Southern Gothic stories are at once metaphysically impalpable and real, showcasing the horrific stuff of daily life through the weird, the sublime and phantasmagoria. It certainly feels to me– as an ardent reader of Gothic fiction– that Southern Gothic’s influence is pervasive in American culture without many people realizing the extent of its influence. Southern Gothic’s relevance to a specifically American audience opens up the genre in ways unimaginable to its forebearers– the Brontë sisters certainly could not have conceived of Gloria Naylor’s stunning 1985 novel Linden Hill, a book that is shaped like an inverted pyramid to mirror Dante’s circles of Hell, and takes place in the American suburbs. The trademark characteristics of Southern Gothic fiction make it adaptive specifically to American history and life in America. The black literary community has been an especially prominent and formative contributor to Southern Gothic fiction, dominating the genre across the twentieth century and using elements of horror and surrealism to describe the black experience as it was and is.
To this day, many serious readers consider Gothic novels a desirable appurtenance and necessary addition to their personal libraries. Here are some of the best examples that the Southern Gothic subgenre has to offer, with selections that are classic and recent.
Bastard Out of Carolina by Dorothy Allison
In this semi-autobiographic novel, the Boatwrights of nineteen-fifties Greenville, South Carolina, are suffocating under the hot stinking breath of the American Dream. Narrated by Ruth Anne “Bone” Boatwright, the title speaks to the ugly and classist slur “white trash” and explores the depth of mother-child bonds. Bone’s relationships with her mother and others are constricted by this derogatory slur to the point where it becomes an atmospheric driving force throughout Bone’s young life and even an entity in its own right. For her debut novel, she was a finalist for the National Book Award, and she is a recipient of the Lambda Literary Award for Lesbian Fiction.
Their Eyes Were Watching God by Zora Neale Hurston
Probably Zora Neale Hurston’s most beloved book and a staple of the Harlem Renaissance, Their Eyes Were Watching God is set in south and central Florida in the early twentieth century and follows Janie Crawford, a black woman in her forties, as she recounts the events of her life through her joys, sorrows, and eventually, sense of peace. Alice Walker said of it, “There is no book more important to me than this one.”

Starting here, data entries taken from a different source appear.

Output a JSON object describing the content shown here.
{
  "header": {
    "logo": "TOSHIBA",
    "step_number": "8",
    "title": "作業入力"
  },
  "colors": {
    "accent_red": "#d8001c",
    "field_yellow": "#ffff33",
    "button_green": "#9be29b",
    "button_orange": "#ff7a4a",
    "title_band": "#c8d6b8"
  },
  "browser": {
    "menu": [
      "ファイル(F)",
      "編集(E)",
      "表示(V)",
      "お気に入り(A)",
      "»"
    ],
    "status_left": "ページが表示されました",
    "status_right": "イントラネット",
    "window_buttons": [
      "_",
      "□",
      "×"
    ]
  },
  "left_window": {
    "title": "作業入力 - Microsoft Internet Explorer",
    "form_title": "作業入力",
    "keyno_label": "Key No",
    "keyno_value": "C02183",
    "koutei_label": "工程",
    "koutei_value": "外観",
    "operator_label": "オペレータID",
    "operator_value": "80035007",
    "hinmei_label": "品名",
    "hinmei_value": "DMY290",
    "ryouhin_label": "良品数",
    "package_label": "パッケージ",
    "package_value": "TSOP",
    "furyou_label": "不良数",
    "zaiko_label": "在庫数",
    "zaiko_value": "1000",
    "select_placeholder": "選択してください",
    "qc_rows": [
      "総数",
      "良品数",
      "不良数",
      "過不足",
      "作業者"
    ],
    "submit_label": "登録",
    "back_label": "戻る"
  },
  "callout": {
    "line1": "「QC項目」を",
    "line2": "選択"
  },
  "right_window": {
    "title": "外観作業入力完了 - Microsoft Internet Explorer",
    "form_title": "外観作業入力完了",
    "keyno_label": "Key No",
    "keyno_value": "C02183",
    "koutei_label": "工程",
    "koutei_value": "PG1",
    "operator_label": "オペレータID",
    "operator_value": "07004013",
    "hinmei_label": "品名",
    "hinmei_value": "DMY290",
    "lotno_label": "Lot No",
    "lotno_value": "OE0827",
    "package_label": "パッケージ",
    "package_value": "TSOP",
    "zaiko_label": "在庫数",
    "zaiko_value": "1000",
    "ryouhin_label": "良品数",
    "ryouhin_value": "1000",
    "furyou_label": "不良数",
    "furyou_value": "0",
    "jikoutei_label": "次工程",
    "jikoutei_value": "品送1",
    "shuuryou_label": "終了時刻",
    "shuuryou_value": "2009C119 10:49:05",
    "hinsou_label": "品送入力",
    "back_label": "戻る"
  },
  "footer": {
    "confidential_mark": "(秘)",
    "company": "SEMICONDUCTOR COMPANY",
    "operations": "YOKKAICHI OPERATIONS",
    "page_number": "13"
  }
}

Swamplandia! By Karen Russell
Set on an island alligator theme park somewhere in the swamplands of Florida, Swamplandia! chronicles the hardships and adolescence of the Bigtree siblings as they struggle to keep their family values alive in an unforgiving and changing community. There is something so loving and maternal in the way Russell writes about Ava Bigtree, the heroine of Swamplandia!, as she grapples with ghost boyfriends, old voodoo magic, and a runaway big brother named Kiwi.
The Little Friend by Donna Tartt
In this hallucinogenic and chilling second novel from Donna Tartt, a young girl from Alexandria, Mississippi, sets out to uncover the murderer behind the death of her brother twelve years prior. Tartt sets up the expectation that the novel will be a mystery, but the surprising twists trade the novel’s original setup for more rewarding and acute observations on life and death.